If you are tuning into this Blog for the first time, please be sure to read the first couple of segments of this series, before continuing.
c. Stepfamilies come about as a consequence of loss.
Stepfamilies result from repartnering after a first partner’s death or if you have gone through a separation or divorce. Either situation brings in its wake an enormous sense of loss and grief. People who have gone through one or the other of these experiences need to not only come to terms with having lost their most important relationship but also their expectations, hopes, plans and dreams. The child who has experienced such a circumstance will have to come to terms with the loss of a parent and having the world they knew turned upside down. They may also lose their home if their situation requires a move and consequently their local school and friends.
The experience of loss is NEVER easy. It makes for heavy emotional baggage and grieving can take a long time. Unless you are aware of this reality, you may be confused, unprepared and totally bewildered by your stepfamily member’s emotions and behaviours.
Hint: Be aware that your stepchild may be in the throws of grieving for all that they havd lost. Grieving children often exhibit difficult behaviour. Remember that this is not about you and don’t take their behaviour personally. Give them permission to grieve. Encourage them to talk about it. Be willing to listen. Don’t try to fix their pain. Lend them your shoulder to cry on.

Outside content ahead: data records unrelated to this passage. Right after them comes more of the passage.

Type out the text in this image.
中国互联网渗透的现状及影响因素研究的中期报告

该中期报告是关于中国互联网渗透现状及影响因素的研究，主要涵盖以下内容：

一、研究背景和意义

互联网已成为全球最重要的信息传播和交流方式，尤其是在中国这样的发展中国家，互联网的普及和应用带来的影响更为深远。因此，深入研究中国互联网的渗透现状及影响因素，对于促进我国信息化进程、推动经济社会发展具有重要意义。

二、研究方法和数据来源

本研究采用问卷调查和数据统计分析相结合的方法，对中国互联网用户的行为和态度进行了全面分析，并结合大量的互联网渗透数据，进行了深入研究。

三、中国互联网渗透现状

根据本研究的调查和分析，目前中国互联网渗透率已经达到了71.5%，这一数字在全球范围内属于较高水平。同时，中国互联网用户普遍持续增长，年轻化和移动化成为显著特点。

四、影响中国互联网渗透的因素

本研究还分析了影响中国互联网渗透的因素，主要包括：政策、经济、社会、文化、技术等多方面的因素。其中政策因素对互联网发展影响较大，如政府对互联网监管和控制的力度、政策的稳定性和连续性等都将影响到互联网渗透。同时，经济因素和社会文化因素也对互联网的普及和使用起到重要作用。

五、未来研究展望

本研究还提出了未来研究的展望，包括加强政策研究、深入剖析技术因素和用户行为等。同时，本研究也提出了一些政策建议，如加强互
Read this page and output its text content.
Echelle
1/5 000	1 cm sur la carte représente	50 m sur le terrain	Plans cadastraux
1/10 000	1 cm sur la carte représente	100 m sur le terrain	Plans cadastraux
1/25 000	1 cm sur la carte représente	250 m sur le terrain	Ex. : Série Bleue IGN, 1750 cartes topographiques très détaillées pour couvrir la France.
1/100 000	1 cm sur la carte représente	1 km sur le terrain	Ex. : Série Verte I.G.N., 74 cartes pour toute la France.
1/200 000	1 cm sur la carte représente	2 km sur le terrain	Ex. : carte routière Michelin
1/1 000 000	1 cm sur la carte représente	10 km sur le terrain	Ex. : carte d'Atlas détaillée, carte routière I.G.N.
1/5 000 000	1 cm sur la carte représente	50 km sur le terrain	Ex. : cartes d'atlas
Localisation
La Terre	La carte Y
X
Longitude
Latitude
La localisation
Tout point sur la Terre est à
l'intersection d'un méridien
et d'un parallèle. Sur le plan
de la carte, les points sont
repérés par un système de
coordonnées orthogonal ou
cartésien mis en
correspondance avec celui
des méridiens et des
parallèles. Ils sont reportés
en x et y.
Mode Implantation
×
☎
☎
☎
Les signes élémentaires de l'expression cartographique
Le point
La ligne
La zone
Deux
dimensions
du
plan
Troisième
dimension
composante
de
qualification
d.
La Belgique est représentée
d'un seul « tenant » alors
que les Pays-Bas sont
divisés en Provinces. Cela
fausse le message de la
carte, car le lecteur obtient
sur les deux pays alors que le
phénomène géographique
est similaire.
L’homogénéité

d. Your stepchild has a number of relatives who are not related to you.
When you embark on your stepfamily journey you not only acquire stepchildren, you also inherit in-laws by “default”. This may not be much of an issue if your stepchildren are only weekend visitors. If they live with you permanently or for extended periods of time, however, you may well be faced with your partner’s former in-laws who (reasonably enough) will want to continue their relationship with their grandchild, nephew, niece, cousin (your stepchild). This can be an amicable affair, especially if these in-laws are a positive influence in your stepchild’s life. This can, however, present you with all sorts of problems you may not have considered BS (before stepfamily). This is most often the case if your partner’s ex is bitter, angry and hateful and her/his relatives feel uncomfortably caught in a loyalty bind. All step-rellies (even your partner’s parents who may be caught in a similar dilemma) can be your allies or your foes.

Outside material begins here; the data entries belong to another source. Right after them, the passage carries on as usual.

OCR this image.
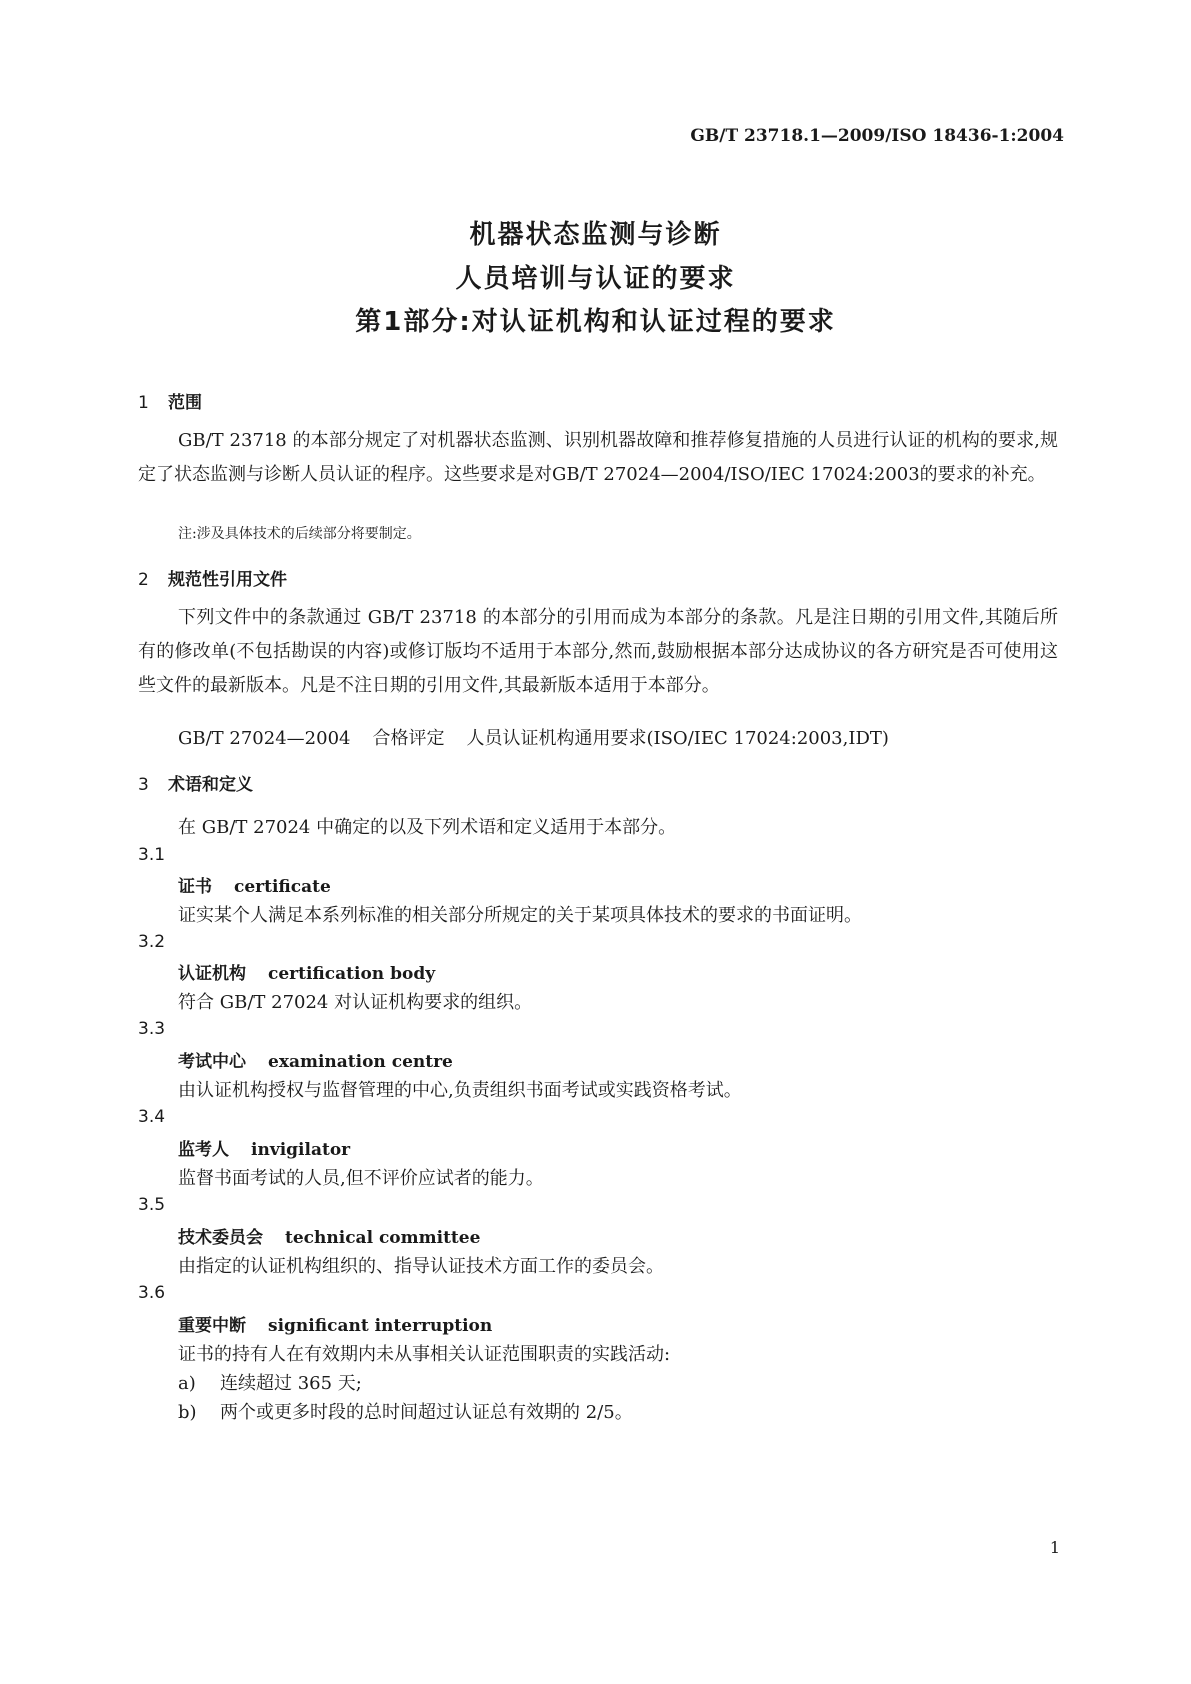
GB/T 23718.1—2009/ISO 18436-1:2004
机器状态监测与诊断
人员培训与认证的要求
第1部分:对认证机构和认证过程的要求
1 范围
GB/T 23718 的本部分规定了对机器状态监测、识别机器故障和推荐修复措施的人员进行认证的机构的要求,规定了状态监测与诊断人员认证的程序。这些要求是对GB/T 27024—2004/ISO/IEC 17024:2003的要求的补充。
注:涉及具体技术的后续部分将要制定。
2 规范性引用文件
下列文件中的条款通过 GB/T 23718 的本部分的引用而成为本部分的条款。凡是注日期的引用文件,其随后所有的修改单(不包括勘误的内容)或修订版均不适用于本部分,然而,鼓励根据本部分达成协议的各方研究是否可使用这些文件的最新版本。凡是不注日期的引用文件,其最新版本适用于本部分。
GB/T 27024—2004 合格评定 人员认证机构通用要求(ISO/IEC 17024:2003,IDT)
3 术语和定义
在 GB/T 27024 中确定的以及下列术语和定义适用于本部分。
3.1
证书 certificate
证实某个人满足本系列标准的相关部分所规定的关于某项具体技术的要求的书面证明。
3.2
认证机构 certification body
符合 GB/T 27024 对认证机构要求的组织。
3.3
考试中心 examination centre
由认证机构授权与监督管理的中心,负责组织书面考试或实践资格考试。
3.4
监考人 invigilator
监督书面考试的人员,但不评价应试者的能力。
3.5
技术委员会 technical committee
由指定的认证机构组织的、指导认证技术方面工作的委员会。
3.6
重要中断 significant interruption
证书的持有人在有效期内未从事相关认证范围职责的实践活动:
a) 连续超过 365 天;
b) 两个或更多时段的总时间超过认证总有效期的 2/5。
1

Hint: Adopt an open-door policy with your step-relatives. Show them that you welcome them in your life. Befriend them if you can. Be aware that they may be struggling with loyalty conflicts and that they may be quite wary of you. Don’t expect them to “take sides”. Encourage your stepchild’s relationship with them. Let them “help you out” by babysitting, taking the kids for the weekend etc... and be sure that you express your appreciation.